Мы с Шэрон прошли еще несколько кварталов до ее жилья, уютненькой, обставленной цветами солнечной квартиры с двумя спаленками, и сразу же включили телевизор. Шэрон была права: обрушились не только башни-близнецы ВТЦ. Дома, стоявшие вокруг, либо тоже упали, либо вот-вот упадут. Манхэттен ниже Четырнадцатой улицы был полностью закрыт. По периметру были выставлены посты. Его охраняли военные и пропускали лишь других военных, пожарных, полицейских и спасателей.
Думать о разбитых окнах было бессмысленно. Более того, эта мысль не давала думать ни о чем другом. Мысль была непродуктивной. Нужно было верить, что мой дом не пострадал и что с моими кошками все будет хорошо — я оставила им достаточно еды и воды. Они поймут это так, как будто я уехала в короткую, всего-то на день, командировку. Потому что, конечно же, завтра я их заберу…
Мы знали, что нужно принять душ, поесть или заняться хоть чем-нибудь, но Шэрон и я все не могли оторваться от экрана. По телевизору беспрерывно шли новости; сейчас передавали телефонные сообщения тех, кто был погребен под развалинами. «То были их последние слова», — только и сказал репортер. Боль стала невыносимой, и Шэрон молча достала две бутылки водки.

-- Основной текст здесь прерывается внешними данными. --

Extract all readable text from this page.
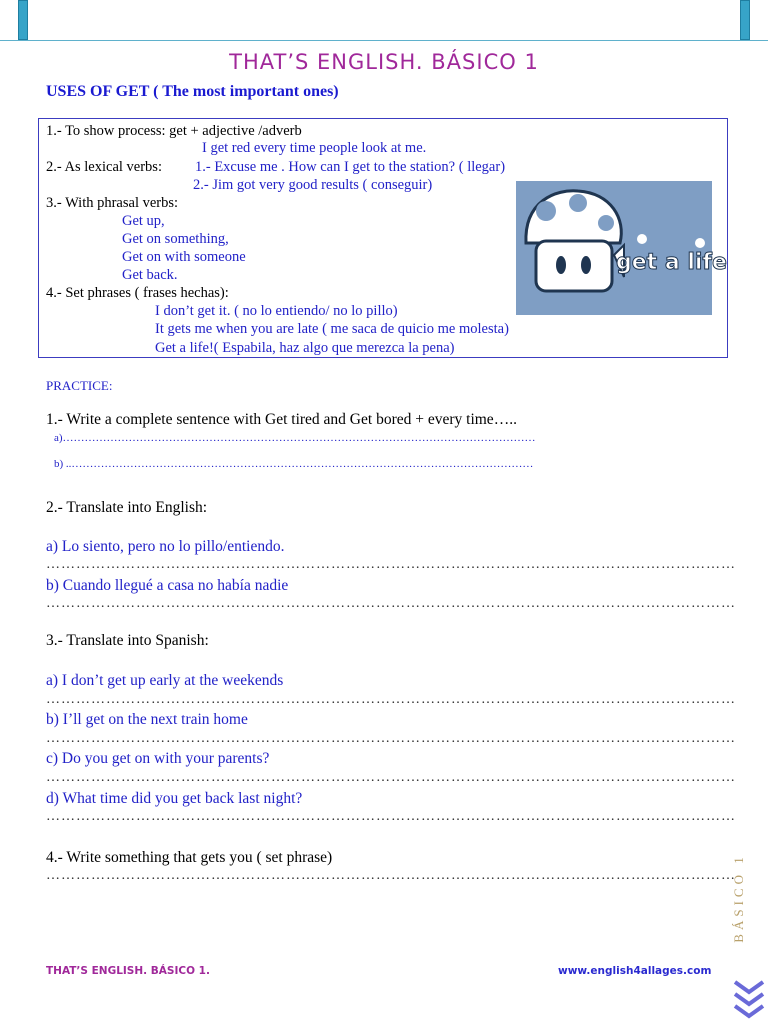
THAT’S ENGLISH. BÁSICO 1
USES OF GET ( The most important ones)
1.- To show process: get + adjective /adverb
I get red every time people look at me.
2.- As lexical verbs: 1.- Excuse me . How can I get to the station? ( llegar)
2.- Jim got very good results ( conseguir)
3.- With phrasal verbs:
Get up,
Get on something,
Get on with someone
Get back.
4.- Set phrases ( frases hechas):
I don’t get it. ( no lo entiendo/ no lo pillo)
It gets me when you are late ( me saca de quicio me molesta)
Get a life!( Espabila, haz algo que merezca la pena)
get a life
PRACTICE:
1.- Write a complete sentence with Get tired and Get bored + every time…..
a)…………………………………………………………………………………………………………………
b) ..………………………………………………………………………………………………………………
2.- Translate into English:
a) Lo siento, pero no lo pillo/entiendo.
…………………………………………………………………………………………………………………………
b) Cuando llegué a casa no había nadie
…………………………………………………………………………………………………………………………
3.- Translate into Spanish:
a) I don’t get up early at the weekends
…………………………………………………………………………………………………………………………
b) I’ll get on the next train home
…………………………………………………………………………………………………………………………
c) Do you get on with your parents?
…………………………………………………………………………………………………………………………
d) What time did you get back last night?
…………………………………………………………………………………………………………………………
4.- Write something that gets you ( set phrase)
…………………………………………………………………………………………………………………………
BÁSICO 1
THAT’S ENGLISH. BÁSICO 1.	www.english4allages.com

Я пила, как никогда не пила прежде. Мне хотелось напиться так, чтобы бутылка почувствовала ту же боль, что и я; так, чтобы комната перед глазами поплыла и я забыла свое имя. Я хотела напиться до беспамятства. Как хорошо, что мне это удалось.
Глава 20
Сентябрь — 12, 2001
Мех большой с тем вином захватил я с собой и мешок с ним
Кожаный с пищею. Дух мой отважный мгновенно почуял,
Что человека я встречу, большой облеченного силой,
Дикого духом, ни прав не хотящего знать, ни законов.

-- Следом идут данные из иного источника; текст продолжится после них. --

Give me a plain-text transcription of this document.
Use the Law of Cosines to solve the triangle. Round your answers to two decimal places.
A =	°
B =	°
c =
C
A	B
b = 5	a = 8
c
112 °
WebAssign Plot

Наверное, наутро я должна была проснуться с сильнейшей головной болью, но ее не было, напротив — я проснулась с ясной как никогда головой. Как будто мой мозг провел мое бессознательное состояние с пользой, по ходу дела придумав, как решить все мои проблемы, так что, когда я проснулась, у меня был готовый план действий.
По-быстрому просмотрев новости, я узнала несколько вещей. Во-первых, Нижний Манхэттен до сих пор был закрыт, забаррикадирован, и доступ туда был открыт только для военных и спасателей. Все дороги ниже Четырнадцатой улицы были закрыты, и туда не ходила ни подземка, ни автобусы, хотя весь остальной транспорт в городе работал, как обычно, по графику.
Значит, лучший способ попасть туда — пешком. Я включила компьютер Шэрон, сверилась с онлайн-картой подземки и проложила три разных маршрута, которые провели бы меня настолько близко к закрытому периметру, насколько это вообще возможно на общественном транспорте.